One caller on Friday, September 7 at 6:11 p.m., left a message saying, in part: "If you care at all about women's choice, vote ‘no' on Kavanaugh. Don't be a dumb bitch. F*** you also."

In a second voice mail, the caller calls Collins "a feckless, feckless, feckless woman standing there letting Trump and his appointees steal the right to choose what women do with their bodies. And you stood by, ‘Oh, I don't know. I'm so naive.' F*** you. F*** you."

And in a letter sent to her Portland, Maine office, the writer on August 9 says that "EVERY waitress who serves you is going to spit in your food, and that's if you're lucky, you f***ing c***! Think of that every meal."

Hunt said many of the sources she has spoken to are "uncomfortable" with how some of the tactics are playing out.

"Susan Collins really values her reputation as being independent. She did vote for Neil Gorsuch, which of course went along with the president here, but she has acknowledged ... that if in fact some of the charges Democrats have leveled at Kavanaugh–that he has not told the truth at these hearings–that that would be a very serious concern for her," Hunt said.

Hunt then shifted to talk about liberal activists launching a crowdfunding campaign to raise money against Collins.

A group associated with Maine People's Alliance, Mainers for Accountable Leadership, and activist Ady Barkan created a crowdfunding campaign that has raised more than $1 million in the form of pledges. The group says that if Collins supports Kavanaugh, those pledges will be given to whoever challenges the senator in 2020, and if she votes against the nominee's confirmation, the money will never be withdrawn.

"We talk a lot about how there's no bipartisanship in Washington. These kinds of tactics don't encourage independents like Susan Collins to stay in the ring," Hunt concluded.

Hunt's response to the abusive phone calls contrasts the reaction another MSNBC panel had to the profanity-laced voicemails.

After playing audio from two callers, both of whom said "f*** you" to Collins, MSNBC contributor Yamiche Alcindor focused on the  callers' "passion" for "life-and-death issues."

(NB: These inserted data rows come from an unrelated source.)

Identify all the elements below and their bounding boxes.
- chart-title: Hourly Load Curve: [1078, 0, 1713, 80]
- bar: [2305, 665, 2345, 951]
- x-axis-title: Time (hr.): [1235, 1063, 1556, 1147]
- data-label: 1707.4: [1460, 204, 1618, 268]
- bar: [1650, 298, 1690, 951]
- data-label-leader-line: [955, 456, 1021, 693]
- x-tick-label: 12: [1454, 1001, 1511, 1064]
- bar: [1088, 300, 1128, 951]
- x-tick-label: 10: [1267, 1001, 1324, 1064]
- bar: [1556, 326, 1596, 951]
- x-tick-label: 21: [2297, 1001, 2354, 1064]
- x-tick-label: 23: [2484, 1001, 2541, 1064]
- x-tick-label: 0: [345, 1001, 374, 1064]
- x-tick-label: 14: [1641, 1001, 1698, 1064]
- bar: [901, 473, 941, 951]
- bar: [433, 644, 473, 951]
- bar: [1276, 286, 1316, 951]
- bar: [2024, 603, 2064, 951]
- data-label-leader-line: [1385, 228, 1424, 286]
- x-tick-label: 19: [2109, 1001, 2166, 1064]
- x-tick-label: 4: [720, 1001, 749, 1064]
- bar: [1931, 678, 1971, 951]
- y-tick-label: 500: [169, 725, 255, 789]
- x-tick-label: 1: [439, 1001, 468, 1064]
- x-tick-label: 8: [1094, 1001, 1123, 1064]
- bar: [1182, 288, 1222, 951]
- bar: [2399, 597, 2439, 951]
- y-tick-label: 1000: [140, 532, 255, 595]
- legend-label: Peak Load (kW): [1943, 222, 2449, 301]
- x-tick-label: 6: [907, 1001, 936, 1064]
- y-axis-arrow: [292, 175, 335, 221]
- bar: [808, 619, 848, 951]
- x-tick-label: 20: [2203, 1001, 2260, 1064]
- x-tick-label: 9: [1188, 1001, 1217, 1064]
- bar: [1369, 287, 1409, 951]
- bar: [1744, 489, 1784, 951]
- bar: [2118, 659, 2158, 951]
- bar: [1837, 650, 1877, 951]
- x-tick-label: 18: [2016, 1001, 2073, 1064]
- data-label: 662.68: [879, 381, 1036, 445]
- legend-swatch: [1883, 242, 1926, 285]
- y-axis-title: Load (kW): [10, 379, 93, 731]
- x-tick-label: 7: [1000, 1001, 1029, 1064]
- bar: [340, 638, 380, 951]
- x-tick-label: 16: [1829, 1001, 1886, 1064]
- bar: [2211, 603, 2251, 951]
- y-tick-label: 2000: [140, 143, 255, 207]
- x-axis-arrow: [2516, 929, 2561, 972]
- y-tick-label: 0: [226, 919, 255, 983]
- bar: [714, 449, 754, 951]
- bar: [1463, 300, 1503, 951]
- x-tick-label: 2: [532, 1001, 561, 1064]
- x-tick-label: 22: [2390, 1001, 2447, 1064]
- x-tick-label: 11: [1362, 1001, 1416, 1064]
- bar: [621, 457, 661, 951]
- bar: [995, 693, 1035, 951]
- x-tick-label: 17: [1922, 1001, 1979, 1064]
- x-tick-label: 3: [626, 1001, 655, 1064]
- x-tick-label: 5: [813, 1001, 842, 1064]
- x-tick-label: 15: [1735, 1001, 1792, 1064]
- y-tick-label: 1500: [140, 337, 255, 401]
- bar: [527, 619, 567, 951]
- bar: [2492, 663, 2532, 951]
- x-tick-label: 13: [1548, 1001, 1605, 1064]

"When you listen to those and having been out on the campaign trail, it's the passion of people," Alcindor said. "It's obviously abusive, and the language that's being used is abhorrent, but you also feel like they're talking about life-and-death issues."

"They're talking about women's rights to choose," Alcindor went on. "They're talking about whether or not you can have health care, pre-existing conditions—these are things that can lead people to die."

"These are the life-and-death things people are talking about," she concluded.

Panelist Jim Messina, President Barack Obama's 2012 campaign manager, nodded in response to Alcindor's assessment. Another panelist, Alexi McCammond, noted the two calls played were from men and said it showed abortion "is an issue that’s not just affecting women."

"And that was from two men, which I think really shows how this is an issue that's not just affecting women," McCammond said. "Brett Kavanaugh's confirmation hearings absolutely bring abortion and reproductive rights as a top midterm election issue, in a way it might not have been otherwise."